October 8, 2012
Instructor: Sheri Meyer
For years, big companies have set rules for which employees had to follow in order to maintain their jobs. Discrimination for language barrier, race, color, age, disability and more was nothing easy to fight against; until The Americans with Disabilities Act of 1990 (ADA) came into effect. Such an important law brought many changes in all direction of management, employees, hiring process, ergonomics, and new job opening as Human Resources Specialist. These changes are not only seen at the work place but at the educational level, as engineers learn to design a better and accessible working place for the disabled. This paper will discuss and critique The Americans with Disabilities Act and Affirmative Action based on readings and research. Personal views of ADA and Affirmative Action will be discussed along with the pros and cons of these programs that help Americans avoid discrimination through legislation.
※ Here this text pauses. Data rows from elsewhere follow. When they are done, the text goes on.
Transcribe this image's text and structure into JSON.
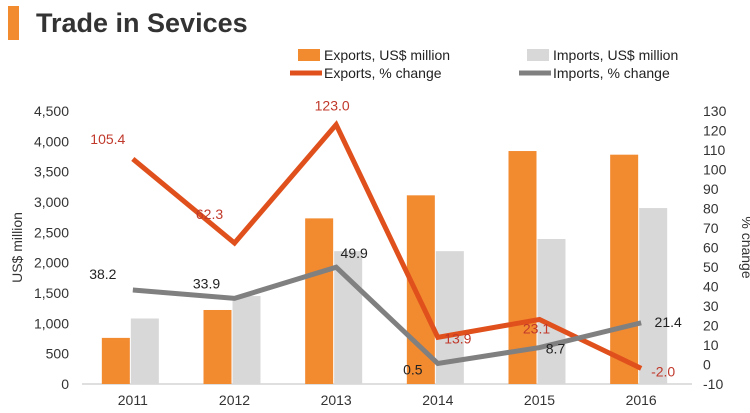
{
  "header": {
    "title": "Trade in Sevices"
  },
  "colors": {
    "accent": "#F28A30",
    "exports_bar": "#F28A30",
    "imports_bar": "#D8D8D8",
    "exports_line": "#E0501C",
    "imports_line": "#808080",
    "exports_label": "#C0392B",
    "imports_label": "#222222"
  },
  "chart_data": {
    "type": "bar",
    "title": "Trade in Sevices",
    "categories": [
      "2011",
      "2012",
      "2013",
      "2014",
      "2015",
      "2016"
    ],
    "series": [
      {
        "name": "Exports, US$ million",
        "kind": "bar",
        "axis": "left",
        "values": [
          760,
          1220,
          2730,
          3110,
          3840,
          3780
        ]
      },
      {
        "name": "Imports, US$ million",
        "kind": "bar",
        "axis": "left",
        "values": [
          1080,
          1450,
          2190,
          2190,
          2390,
          2900
        ]
      },
      {
        "name": "Exports, % change",
        "kind": "line",
        "axis": "right",
        "values": [
          105.4,
          62.3,
          123.0,
          13.9,
          23.1,
          -2.0
        ],
        "labels": [
          "105.4",
          "62.3",
          "123.0",
          "13.9",
          "23.1",
          "-2.0"
        ]
      },
      {
        "name": "Imports, % change",
        "kind": "line",
        "axis": "right",
        "values": [
          38.2,
          33.9,
          49.9,
          0.5,
          8.7,
          21.4
        ],
        "labels": [
          "38.2",
          "33.9",
          "49.9",
          "0.5",
          "8.7",
          "21.4"
        ]
      }
    ],
    "ylabel": "US$ million",
    "y2label": "% change",
    "ylim": [
      0,
      4500
    ],
    "y2lim": [
      -10,
      130
    ],
    "yticks": [
      "0",
      "500",
      "1,000",
      "1,500",
      "2,000",
      "2,500",
      "3,000",
      "3,500",
      "4,000",
      "4,500"
    ],
    "y2ticks": [
      "-10",
      "0",
      "10",
      "20",
      "30",
      "40",
      "50",
      "60",
      "70",
      "80",
      "90",
      "100",
      "110",
      "120",
      "130"
    ],
    "legend_position": "top-right"
  }
}
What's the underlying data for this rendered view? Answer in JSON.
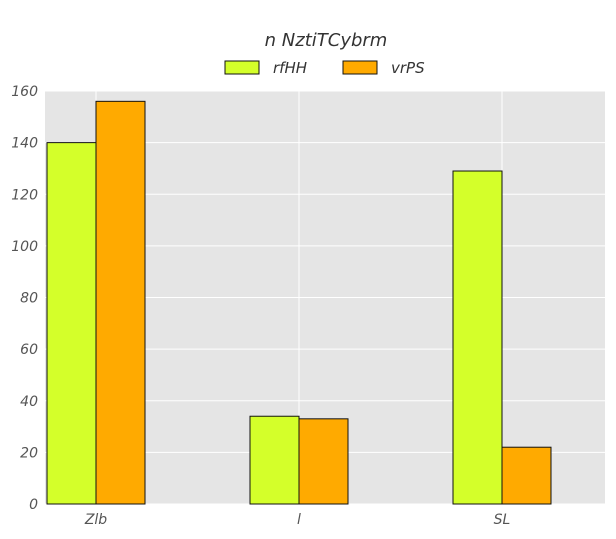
{
  "chart_data": {
    "type": "bar",
    "title": "n NztiTCybrm",
    "xlabel": "",
    "ylabel": "",
    "categories": [
      "Zlb",
      "l",
      "SL"
    ],
    "series": [
      {
        "name": "rfHH",
        "values": [
          140,
          34,
          129
        ],
        "color": "#d4ff2a"
      },
      {
        "name": "vrPS",
        "values": [
          156,
          33,
          22
        ],
        "color": "#ffaa00"
      }
    ],
    "ylim": [
      0,
      160
    ],
    "yticks": [
      0,
      20,
      40,
      60,
      80,
      100,
      120,
      140,
      160
    ],
    "grid": true,
    "legend_position": "top-center",
    "plot_background": "#e5e5e5"
  }
}
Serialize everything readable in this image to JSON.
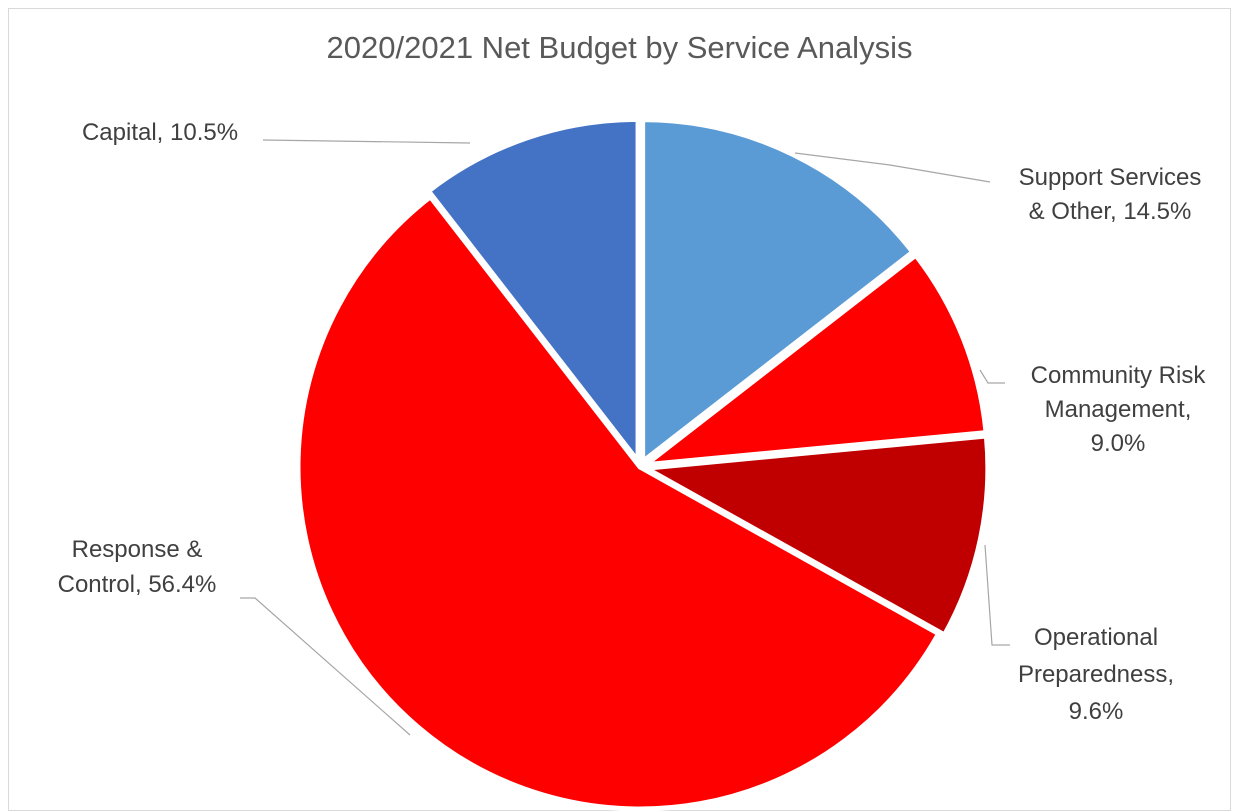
{
  "chart_data": {
    "type": "pie",
    "title": "2020/2021 Net Budget by Service Analysis",
    "slices": [
      {
        "label_lines": [
          "Support Services",
          "& Other, 14.5%"
        ],
        "value": 14.5,
        "color": "#5b9bd5"
      },
      {
        "label_lines": [
          "Community Risk",
          "Management,",
          "9.0%"
        ],
        "value": 9.0,
        "color": "#ff0000"
      },
      {
        "label_lines": [
          "Operational",
          "Preparedness,",
          "9.6%"
        ],
        "value": 9.6,
        "color": "#c00000"
      },
      {
        "label_lines": [
          "Response &",
          "Control, 56.4%"
        ],
        "value": 56.4,
        "color": "#ff0000"
      },
      {
        "label_lines": [
          "Capital, 10.5%"
        ],
        "value": 10.5,
        "color": "#4472c4"
      }
    ],
    "start_angle": "12 o'clock",
    "direction": "clockwise",
    "slice_separator_color": "#ffffff",
    "leader_line_color": "#a6a6a6",
    "legend": "none"
  }
}
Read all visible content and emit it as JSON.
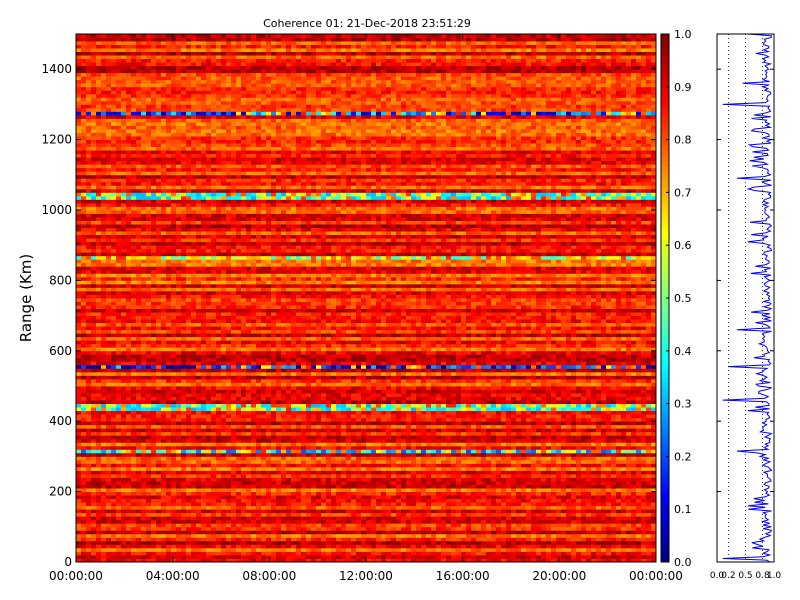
{
  "chart_data": [
    {
      "type": "heatmap",
      "title": "Coherence 01: 21-Dec-2018 23:51:29",
      "xlabel": "",
      "ylabel": "Range (Km)",
      "x_tick_labels": [
        "00:00:00",
        "04:00:00",
        "08:00:00",
        "12:00:00",
        "16:00:00",
        "20:00:00",
        "00:00:00"
      ],
      "y_ticks": [
        0,
        200,
        400,
        600,
        800,
        1000,
        1200,
        1400
      ],
      "ylim": [
        0,
        1500
      ],
      "colormap": "jet",
      "colorbar": {
        "ticks": [
          0.0,
          0.1,
          0.2,
          0.3,
          0.4,
          0.5,
          0.6,
          0.7,
          0.8,
          0.9,
          1.0
        ],
        "range": [
          0.0,
          1.0
        ]
      },
      "dominant_level": 0.85,
      "low_coherence_bands_km": [
        {
          "range_km": 1275,
          "level": 0.2
        },
        {
          "range_km": 1040,
          "level": 0.45
        },
        {
          "range_km": 862,
          "level": 0.55
        },
        {
          "range_km": 555,
          "level": 0.15
        },
        {
          "range_km": 440,
          "level": 0.45
        },
        {
          "range_km": 315,
          "level": 0.35
        }
      ]
    },
    {
      "type": "line",
      "title": "",
      "xlabel": "",
      "ylabel": "",
      "x_tick_labels": [
        "0.0",
        "0.2",
        "0.5",
        "0.8",
        "1.0"
      ],
      "xlim": [
        0.0,
        1.0
      ],
      "ylim": [
        0,
        1500
      ],
      "grid": "vertical dotted",
      "color": "#0000ff",
      "profile_dips_km": [
        {
          "range_km": 1360,
          "value": 0.45
        },
        {
          "range_km": 1300,
          "value": 0.1
        },
        {
          "range_km": 1150,
          "value": 0.65
        },
        {
          "range_km": 1090,
          "value": 0.35
        },
        {
          "range_km": 930,
          "value": 0.6
        },
        {
          "range_km": 660,
          "value": 0.35
        },
        {
          "range_km": 555,
          "value": 0.2
        },
        {
          "range_km": 460,
          "value": 0.1
        },
        {
          "range_km": 315,
          "value": 0.35
        },
        {
          "range_km": 150,
          "value": 0.55
        },
        {
          "range_km": 10,
          "value": 0.1
        }
      ]
    }
  ]
}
The issues of an agency offering accessibility to all clients will be discussed and the impacts it has on the company such as cost for remodeling, avoiding lawsuits, and enforcing regulations among employees. Affirmative Action is a set of policies and initiatives created to eliminate discrimination based on color, religion, race, sex, and national origin. (National Organization for Women, 2009) This paper will discuss how Affirmative Action and the ADA are helpful in promoting a nonbiased society but will demonstrate the large gaps in both initiatives.
The ADA was designed to foster an environment that allows people with a disability to function, participate, and contribute to society, but the ADA contains several gaps. (American Disability Act, 2009) For example, older buildings may be grandfathered in, allowing society to ignore ADA compliance policies. Offering accessibility for clients is a large obstacle in New Hampshire for several nonprofit organizations. The older buildings limit clients, staff, and the effectiveness of RCA's services in the community. The ADA has had positive effects in communities but across the Nation states like NH, the ADA has failed miserably. When nonprofits can't provide services to one of the most vulnerable populations in society, it seems that the ADA works against people with disabilities not for them.
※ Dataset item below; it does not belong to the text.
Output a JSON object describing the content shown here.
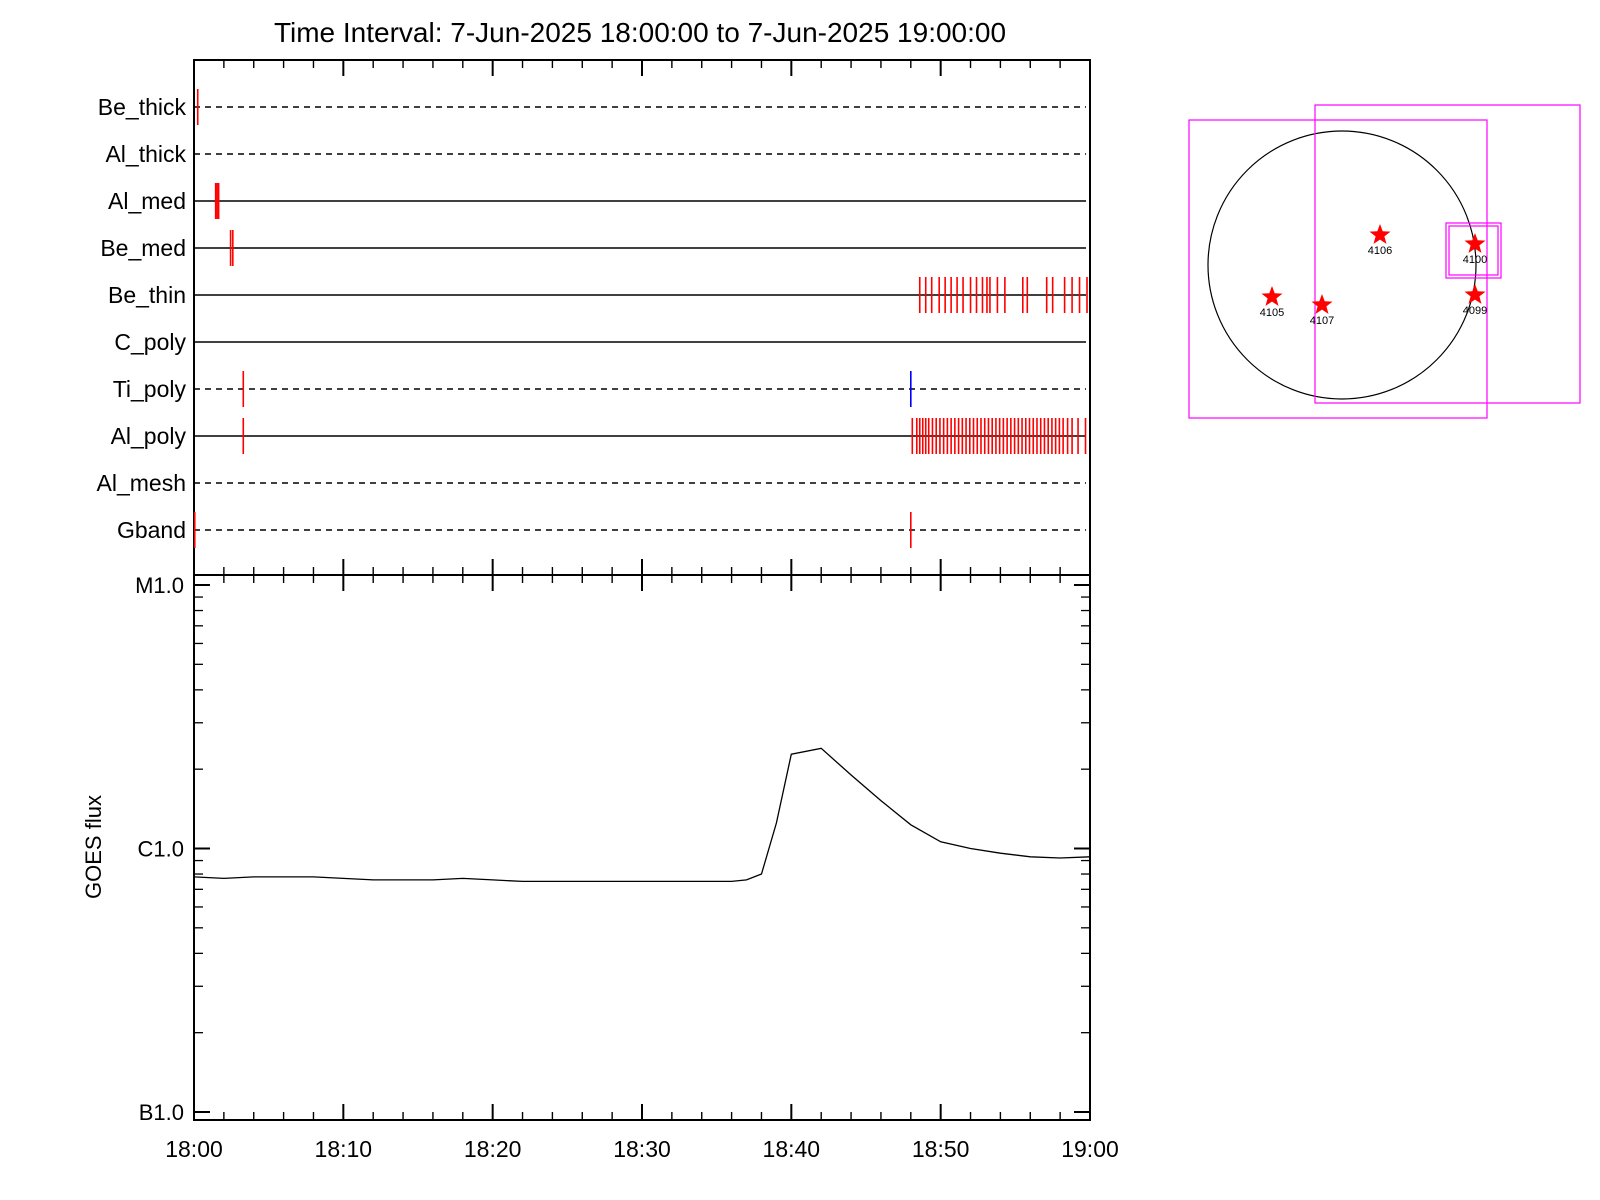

The ADA was designed to allow people with disabilities to contribute to society and one way of contributing is through employment. Employees are required to make reasonable accommodations for employees with disabilities but the term reasonable is a vague term. An employer with less than 100 employees has even a less of an obligation to adhere to the ADA and is not required to adhere to the Family Medical Leave Act. If a person with a disability needs a significant amount of time-off and works for an employer with less than 100 employees, that person with the disability may lose his or her job (National Organization for Women, 2009).
Affirmative Action was designed to foster an environment where people would be treated equally and discrimination would be eliminated. "Affirmative Action is the bridge between changing the laws and changing the culture" (National Organization for Women, 2009). Women are allowed in the workplace, carry positions of high power, and the most amazing example of all is the citizens of the United States elected the first black President in history, but Affirmative Action still has a lot to be desired. Seventy percent of schools are not in compliance with Title IX, the federal equal education opportunity law. Women on average make 26 cents less than Caucasian male, African women make 37 cents less, and Latina women earn 43 cents less. With Affirmative Action in place Caucasian males still hold 95-97% of all corporate jobs. Those figures clearly demonstrate the need for further action and awareness of such disparities (National Organization for Women, 2009).